When I switched over to the game it was already 6-0 Mets, the last three runs collected on an Amed Rosario home run that nearly hit the restaurant, and let’s just say the Marlins didn’t look super-enthused to play baseball. You can’t blame them for that — by that point I wasn’t super-enthused to consume it while dry and on my couch — but the 13-0 final score made you wonder if the two teams had chosen different regimens for passing those five and a half hours. Judging by the evidence, perhaps the Mets were having a Chug a Red Bull contest while the Marlins were taking care of a bake shop’s entire stock of Whip-Its.

(Thirteen runs. Scored by the Mets. Man, it’s good not being Jacob deGrom.)

(Also: this game has no recap. Which somehow seems appropriate.)

Anyway the teams played, or at least the Mets did, while 200-odd unbelievably stubborn fans peered at the proceedings through a veil of fog. The game wasn’t without its pleasures — if you win by nearly two touchdowns you’ve got to exit at least content, right? The biggest pleasure was Zack Wheeler, continuing his gangbusters season. Wheeler throttled the Marlins and outscored them by his lonesome before departing after eight innings and just 88 pitches. (Hold the pitchforks for once: he told the braintrust he was tired.) Rosario’s homer was something, though also the kind of something you hope a young hitter doesn’t get into his head as the preferred outcome — remember how Rey Ordonez‘s annual home run would be followed by around six weeks of windmill swings and clouts that were prodigious if measured vertically? Dom Smith connected for a homer of his own. Jeff McNeil did what we’ve come to regard as Jeff McNeil things. Other than the 335-minute wait and the absence of a pennant race, it was all good.
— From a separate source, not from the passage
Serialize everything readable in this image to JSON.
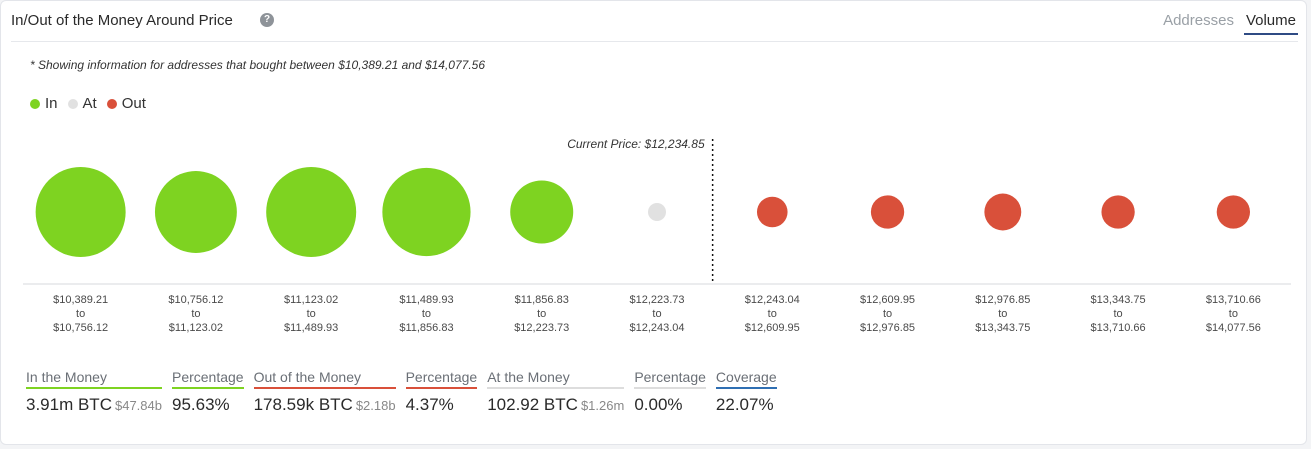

And there was the ball Jay Bruce hit with the bases loaded and two outs in the sixth. It arced out to left, hard but a bit low, and out there in the fog Rafael Ortega felt for the wall, reached up with his glove and came down with the ball. Darn, a solid catch for an inning-ending out. But wait, the umpires looked skeptical and various Mets were running around the bases. And, indeed, replays showed that the ball had banged off the railing and its M&Ms banner, a good two feet above the orange line, and then thunked into the mitt of a startled Ortega, who after a beat showed off his prize, probably with the suspicion that this ruse would not go undetected.

Players instinctively selling traps as catches in the replay era is adorable, but also futile. It was a grand slam for Bruce — and, if you think about it, a not bad summation of the quietly bonkers night the Mets and Marlins eventually decided, “let’s play one.”